The subject of my work has changed a good deal over the past ten years or so, although the methods employed have had common threads: analytic narrative (in the Avner Greif tradition), quantitative history, and institutional economics.

My M.Sc. thesis examined British post-war merger control, and the 1960s merger wave. I was particularly interested in the politics of competition policy: how decision-makers could overcome vocal current interests threatened by competition when those who would benefit - consumers, future producers and future employees - were less organised and less visible. Asymmetric perception of gains and losses is a well-known cognitive bias at the individual level, while asymmetries in interest group formation and representation also deter beneficial change. Governments recurrently struggle with these problems even when they wish to engineer such change. But in many cases their electoral interests are to maintain the status quo. This is why policy history is so interesting.

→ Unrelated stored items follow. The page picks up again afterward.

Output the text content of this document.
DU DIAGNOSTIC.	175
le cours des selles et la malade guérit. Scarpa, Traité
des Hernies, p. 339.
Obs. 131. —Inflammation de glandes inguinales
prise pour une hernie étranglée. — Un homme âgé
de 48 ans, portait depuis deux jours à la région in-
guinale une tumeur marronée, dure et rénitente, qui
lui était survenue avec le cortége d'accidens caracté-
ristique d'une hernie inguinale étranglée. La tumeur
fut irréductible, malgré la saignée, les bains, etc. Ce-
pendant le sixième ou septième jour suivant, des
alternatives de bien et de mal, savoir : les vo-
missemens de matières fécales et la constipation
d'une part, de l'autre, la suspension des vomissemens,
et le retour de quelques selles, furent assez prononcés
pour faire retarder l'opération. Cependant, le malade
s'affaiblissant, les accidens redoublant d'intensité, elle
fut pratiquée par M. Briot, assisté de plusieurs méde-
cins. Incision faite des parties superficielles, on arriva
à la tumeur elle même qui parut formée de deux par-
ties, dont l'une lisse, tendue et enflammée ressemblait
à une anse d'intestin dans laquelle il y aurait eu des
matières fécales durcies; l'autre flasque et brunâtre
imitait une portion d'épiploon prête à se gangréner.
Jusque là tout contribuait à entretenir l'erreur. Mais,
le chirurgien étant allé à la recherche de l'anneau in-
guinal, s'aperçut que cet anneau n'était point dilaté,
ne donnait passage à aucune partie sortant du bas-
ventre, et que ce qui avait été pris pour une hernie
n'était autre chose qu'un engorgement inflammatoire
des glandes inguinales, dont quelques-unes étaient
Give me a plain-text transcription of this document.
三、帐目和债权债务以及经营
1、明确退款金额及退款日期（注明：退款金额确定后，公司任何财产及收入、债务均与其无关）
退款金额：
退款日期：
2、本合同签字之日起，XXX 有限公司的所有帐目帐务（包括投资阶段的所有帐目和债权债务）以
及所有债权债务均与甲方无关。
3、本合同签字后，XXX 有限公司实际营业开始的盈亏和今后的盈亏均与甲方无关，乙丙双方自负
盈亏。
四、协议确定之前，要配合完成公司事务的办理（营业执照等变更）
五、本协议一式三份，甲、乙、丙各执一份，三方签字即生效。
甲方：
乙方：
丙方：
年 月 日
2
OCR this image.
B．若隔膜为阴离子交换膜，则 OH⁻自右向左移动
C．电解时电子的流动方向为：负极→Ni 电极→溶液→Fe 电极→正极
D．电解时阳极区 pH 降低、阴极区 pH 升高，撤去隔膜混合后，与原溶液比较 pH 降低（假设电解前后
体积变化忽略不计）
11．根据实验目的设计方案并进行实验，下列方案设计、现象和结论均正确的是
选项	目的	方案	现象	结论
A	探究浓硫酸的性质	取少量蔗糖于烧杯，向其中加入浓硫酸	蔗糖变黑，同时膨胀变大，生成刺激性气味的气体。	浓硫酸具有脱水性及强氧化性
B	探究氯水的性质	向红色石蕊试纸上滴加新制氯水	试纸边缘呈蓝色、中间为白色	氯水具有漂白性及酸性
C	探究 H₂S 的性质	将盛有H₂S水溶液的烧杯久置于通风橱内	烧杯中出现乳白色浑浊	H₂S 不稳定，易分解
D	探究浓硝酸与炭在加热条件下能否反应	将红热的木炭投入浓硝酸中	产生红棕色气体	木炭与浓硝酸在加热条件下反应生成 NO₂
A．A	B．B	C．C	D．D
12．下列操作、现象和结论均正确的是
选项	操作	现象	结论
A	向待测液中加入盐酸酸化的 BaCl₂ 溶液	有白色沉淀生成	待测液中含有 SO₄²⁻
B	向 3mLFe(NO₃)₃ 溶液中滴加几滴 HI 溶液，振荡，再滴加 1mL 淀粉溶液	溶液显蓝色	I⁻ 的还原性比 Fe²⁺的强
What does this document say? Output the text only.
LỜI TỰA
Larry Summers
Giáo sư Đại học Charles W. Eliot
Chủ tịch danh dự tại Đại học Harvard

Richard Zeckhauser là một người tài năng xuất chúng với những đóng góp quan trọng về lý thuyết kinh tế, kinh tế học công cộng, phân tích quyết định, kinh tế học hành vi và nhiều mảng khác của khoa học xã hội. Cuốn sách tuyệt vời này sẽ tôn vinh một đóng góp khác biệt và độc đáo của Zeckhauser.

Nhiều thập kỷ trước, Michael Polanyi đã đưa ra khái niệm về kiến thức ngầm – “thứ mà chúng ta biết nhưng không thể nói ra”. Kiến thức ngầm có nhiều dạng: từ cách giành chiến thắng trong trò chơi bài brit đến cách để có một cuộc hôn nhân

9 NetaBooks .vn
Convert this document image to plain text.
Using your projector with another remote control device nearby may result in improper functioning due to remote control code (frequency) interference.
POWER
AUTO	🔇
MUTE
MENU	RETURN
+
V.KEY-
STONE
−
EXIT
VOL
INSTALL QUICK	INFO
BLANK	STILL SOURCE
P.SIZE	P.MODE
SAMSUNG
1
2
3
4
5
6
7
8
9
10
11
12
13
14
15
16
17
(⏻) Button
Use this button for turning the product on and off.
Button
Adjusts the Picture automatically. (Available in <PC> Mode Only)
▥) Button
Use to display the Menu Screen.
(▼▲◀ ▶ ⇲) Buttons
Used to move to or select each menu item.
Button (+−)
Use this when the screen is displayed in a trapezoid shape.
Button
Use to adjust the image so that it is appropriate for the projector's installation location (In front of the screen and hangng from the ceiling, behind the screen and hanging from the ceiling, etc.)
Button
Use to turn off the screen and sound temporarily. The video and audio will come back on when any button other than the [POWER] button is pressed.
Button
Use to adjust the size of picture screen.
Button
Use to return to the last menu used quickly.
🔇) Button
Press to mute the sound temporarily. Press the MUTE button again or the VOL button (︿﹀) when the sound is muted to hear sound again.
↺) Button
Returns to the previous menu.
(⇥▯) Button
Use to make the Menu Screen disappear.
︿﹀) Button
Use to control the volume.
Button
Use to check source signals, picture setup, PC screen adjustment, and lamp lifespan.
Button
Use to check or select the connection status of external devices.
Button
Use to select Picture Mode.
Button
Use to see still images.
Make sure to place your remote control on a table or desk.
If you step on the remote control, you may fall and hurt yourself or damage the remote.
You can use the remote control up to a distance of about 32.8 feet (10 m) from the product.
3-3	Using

My D.Phil. thesis examined the rise of opera in Britain from the late-Victorian period until 1970. Alongside an assessment of the regulation and funding of major opera companies, I looked at cross-national data on composers and composed works. This was to assess why Britain was comparatively ohne musik in the 1700s and 1800s, but appeared to catch up during the twentieth century.

I also worked as a research assistant for Avner Offer, who was completing a major work on economic growth and well-being, the Challenge of Affluence (OUP, 2006). As part of this I audited the M.Phil. course on well-being, and was fortunate to become familiar with the field before the 'happiness agenda' took off in policy circles.

I then worked on the economics of land use regulation, and retail policy, for the second Barker Review. At that time I also attended the Whitehall Well-being Working Group. I subsequently relocated to Manchester and continued research in urban policy, and in innovation and the retail sector, for the Work Foundation.

I began a post in Manchester in 2008 on the quantitative study of religion in society - an extremely stimulating field which overlaps the study of social capital, immigration and demography. The economics of religion is an adjacent field which in turn has much in common with cultural economics. There has been much to learn - it's very rewarding.

I have also sought to build skills in quantitative methods from those provided by the M.Sc. While at HMT I took a course in econometrics via STATA hosted at City University. Since I began this post, I've followed up with courses here and at Lancaster on Spatial Regression Analysis, Data Reduction and Classification, Demographic Concepts and Methods, Multi-level Modelling, Event History Analysis, Social Network Analysis, and the R programming language.

Work-related projects are focused on quantitative analysis of religiosity and socio-political attitudes, the drivers of New Religious Movements, and intergenerational transmission of religiosity in historical perspective.